Calculate the molality of $1L$ solution of 80% ${H_2}S{O_4}$ $(w/V)$ , given that the density of the solution is $1.80\,\,g\,m{L^{ - 1}}$ .
(A) $8.16$
(B) $8.6$
(C) $1.02$
(D) $10.8$

Answer 1

To solve this question, we must first understand the whole concept of molality and its calculation. Then we need to use the correct formula and correct units for the calculation of molality and then only we can have our correct answer.

Complete step-by-step solution: Molality is a measure of number of moles of solute present in $1\,\,kg$ of solvent. This contrasts with the definition of molarity which is based on a specified volume of solution.
A commonly used unit for molality in chemistry is $mol/kg$ . A solution of concentration $1\,\,mol/kg$ is also sometimes denoted as 1 molal.
Molarity (M) is one of the most common units used to quantify the concentration of a solution, representing the number of moles of solute per liter of solution.
Let’s calculate the molality of the given solution:
Step 1: In this step we will find the weight of solvent in the given solution by using its given density:
$100\,\,mL$ of solution contain $80\,g$ of ${H_2}S{O_4}$
Given, density $= \,1.8\,\,g/mL$
So, weight of given solution $= \,100 \times 1.8\,\, = \,\,180\,g$
And, therefore weight of solvent $= \,180\, - \,80\,\, = \,\,100\,g$
Step 2: And, now we will find the molality by using its formula:
Molality of a given solution $= \,\,\dfrac{{no.\,\,of\,\,moles}}{{weight\,\,of\,\,solvent\,\,in\,\,kg}}$
$= \,\,\dfrac{{(\dfrac{{80}}{{98}})}}{{(\dfrac{{100}}{{1000}})}}\,\, = \,\,\dfrac{{800}}{{98}}\,\, = \,\,8.16$
Hence, we got the molality as $8.16$.

So clearly, we can conclude that the correct answer is Option (A).

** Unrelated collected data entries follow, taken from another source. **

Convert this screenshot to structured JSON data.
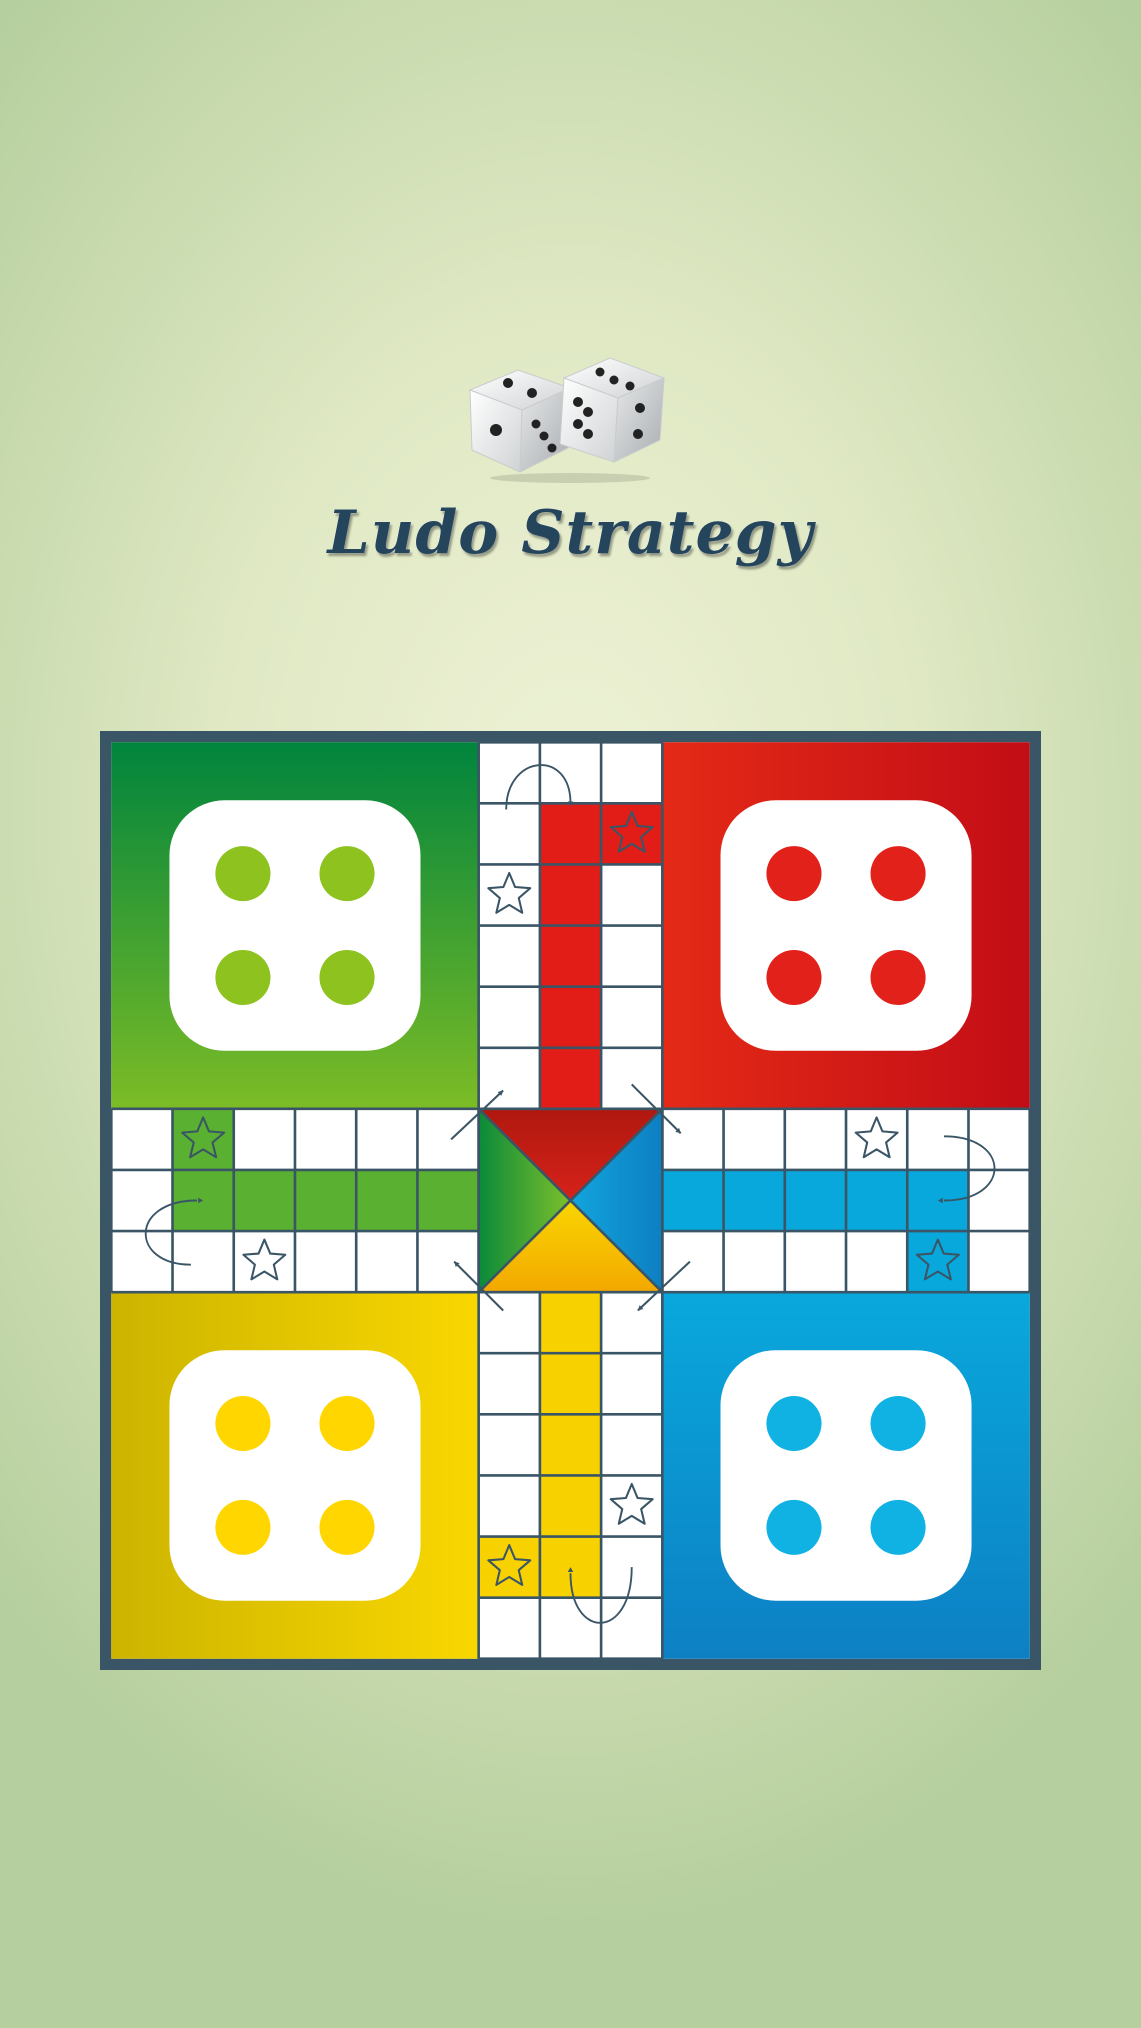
{
  "app": {
    "title": "Ludo Strategy",
    "logo_icon": "two-dice-icon"
  },
  "board": {
    "players": [
      {
        "id": "green",
        "position": "top-left",
        "color": "#5ab030",
        "color_dark": "#00843d",
        "pip_color": "#8dc21f",
        "home_pips": 4
      },
      {
        "id": "red",
        "position": "top-right",
        "color": "#e21d17",
        "color_dark": "#c20d16",
        "pip_color": "#e3211b",
        "home_pips": 4
      },
      {
        "id": "yellow",
        "position": "bottom-left",
        "color": "#f7d100",
        "color_dark": "#ccb400",
        "pip_color": "#ffd600",
        "home_pips": 4
      },
      {
        "id": "blue",
        "position": "bottom-right",
        "color": "#09a8dc",
        "color_dark": "#0d7fc2",
        "pip_color": "#0fb2e3",
        "home_pips": 4
      }
    ],
    "frame_color": "#3a5566",
    "safe_square_icon": "star-icon",
    "entry_arrow_icon": "curved-arrow-icon",
    "center_arrow_icon": "diagonal-arrow-icon"
  }
}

Note: Molality is the favoured concentration transmission approach because the solution’s mass of solute and solvent does not change. Practically testing in a laboratory is better. Even though due to temperature differences affecting volume in molarity and not molality, it is not as reliable as molality. Molarity error sources from volume estimation are also greater than errors from a molality balance.